—Marchez! il est d'un bon bois! Je m'y connais, clama Tondeur.
Fleury avait dit vrai. Ils comprenaient tous. Et les visages enflammés, les yeux brillants, exprimaient bien la convoitise éveillée. Tous ils étaient prêts pour la curée. Car c'était de la Grande Marnière, toujours, qu'il s'agissait. La source de richesse jaillirait de la colline, et chacun des associés à l'œuvre de ruine y puiserait largement.
Le silence se fit: Carvajan répondait. Il était debout, grave, et de ses lèvres les paroles tombaient froides et mesurées. Il se défendait modestement de l'honneur qu'on voulait lui faire, en attribuant à sa faible initiative les avantages précieux que l'avenir promettait. Il avait eu d'utiles collaborateurs... D'ailleurs, il était satisfait d'avoir obtenu l'approbation générale; car le but qu'il avait eu devant les yeux, c'était uniquement l'intérêt de ceux qui se trouvaient autour de lui...
Il mit la main sur son cœur, avec une onction d'apôtre prêt à s'immoler pour l'humanité. Transportés, ses convives applaudirent de plus belle.
Pascal avait assisté à cette scène avec une stupeur pleine de doute. Il se demanda s'il rêvait, ou si, jusqu'alors, de fausses apparences ne l'avaient pas abusé.
Mais la figure de singe de Fleury, contractée par un sourire silencieux, frappa son regard. Il se rappela les confidences que le greffier lui avait faites. Tout ce qu'il venait de voir était donc une odieuse comédie; tout ce qu'il avait entendu était un éhonté mensonge.
Le dégoût lui souleva le cœur. Il se souvint de la vie libre, large et franche, qu'il menait quelques semaines auparavant.

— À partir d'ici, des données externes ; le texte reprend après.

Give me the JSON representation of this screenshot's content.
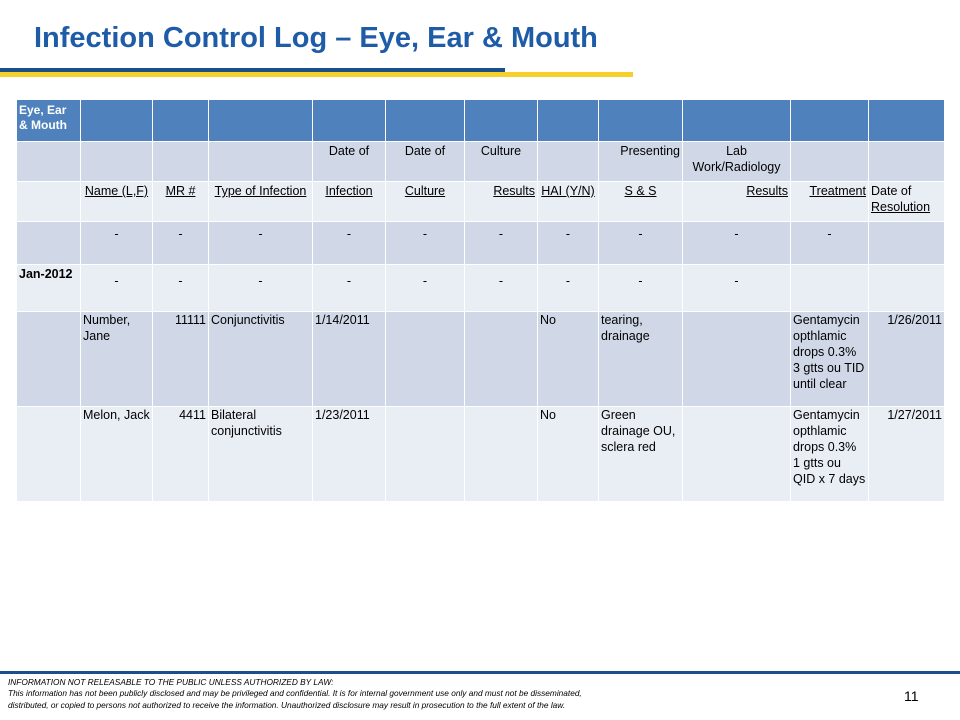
{
  "slide": {
    "title": "Infection Control Log – Eye, Ear & Mouth",
    "page_number": "11"
  },
  "table": {
    "corner_label": "Eye, Ear & Mouth",
    "sub_headers": {
      "infection": "Date of",
      "culture": "Date of",
      "results": "Culture",
      "ss": "Presenting",
      "lab": "Lab Work/Radiology"
    },
    "column_labels": {
      "name": "Name (L,F)",
      "mr": "MR #",
      "type": "Type of Infection",
      "infection": "Infection",
      "culture": "Culture",
      "results": "Results",
      "hai": "HAI (Y/N)",
      "ss": "S & S",
      "lab": "Results",
      "treatment": "Treatment",
      "resolution_prefix": "Date of",
      "resolution": "Resolution"
    },
    "dash": "-",
    "month_label": "Jan-2012",
    "rows": [
      {
        "name": "Number, Jane",
        "mr": "11111",
        "type": "Conjunctivitis",
        "infection_date": "1/14/2011",
        "culture_date": "",
        "culture_results": "",
        "hai": "No",
        "ss": "tearing, drainage",
        "lab": "",
        "treatment": "Gentamycin opthlamic drops 0.3% 3 gtts ou TID until clear",
        "resolution": "1/26/2011"
      },
      {
        "name": "Melon, Jack",
        "mr": "4411",
        "type": "Bilateral conjunctivitis",
        "infection_date": "1/23/2011",
        "culture_date": "",
        "culture_results": "",
        "hai": "No",
        "ss": "Green drainage OU, sclera red",
        "lab": "",
        "treatment": "Gentamycin opthlamic drops 0.3% 1 gtts ou QID x 7 days",
        "resolution": "1/27/2011"
      }
    ]
  },
  "footer": {
    "line1": "INFORMATION NOT RELEASABLE TO THE PUBLIC UNLESS AUTHORIZED BY LAW:",
    "line2": "This information has not been publicly disclosed and may be privileged and confidential.  It is for internal government use only and must not be disseminated,",
    "line3": "distributed, or copied to persons not authorized to receive the information.  Unauthorized disclosure may result in prosecution to the full extent of the law."
  }
}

Les vastes plaines de l'Amérique s'ouvrirent de nouveau devant lui, comme pour l'appeler dans leurs solitudes verdoyantes et calmes. Une sensation de repos frais et sain l'enveloppa de ses douceurs caressantes. Il lui sembla que le vent parfumé des savanes passait sur son front et calmait les orages de sa pensée. Pourquoi était-il revenu? Que faisait-il dans cette fange? Il retrouva en lui-même sa force des anciens jours, alors que rien au monde ne lui eût fait accepter la complicité dans une infamie.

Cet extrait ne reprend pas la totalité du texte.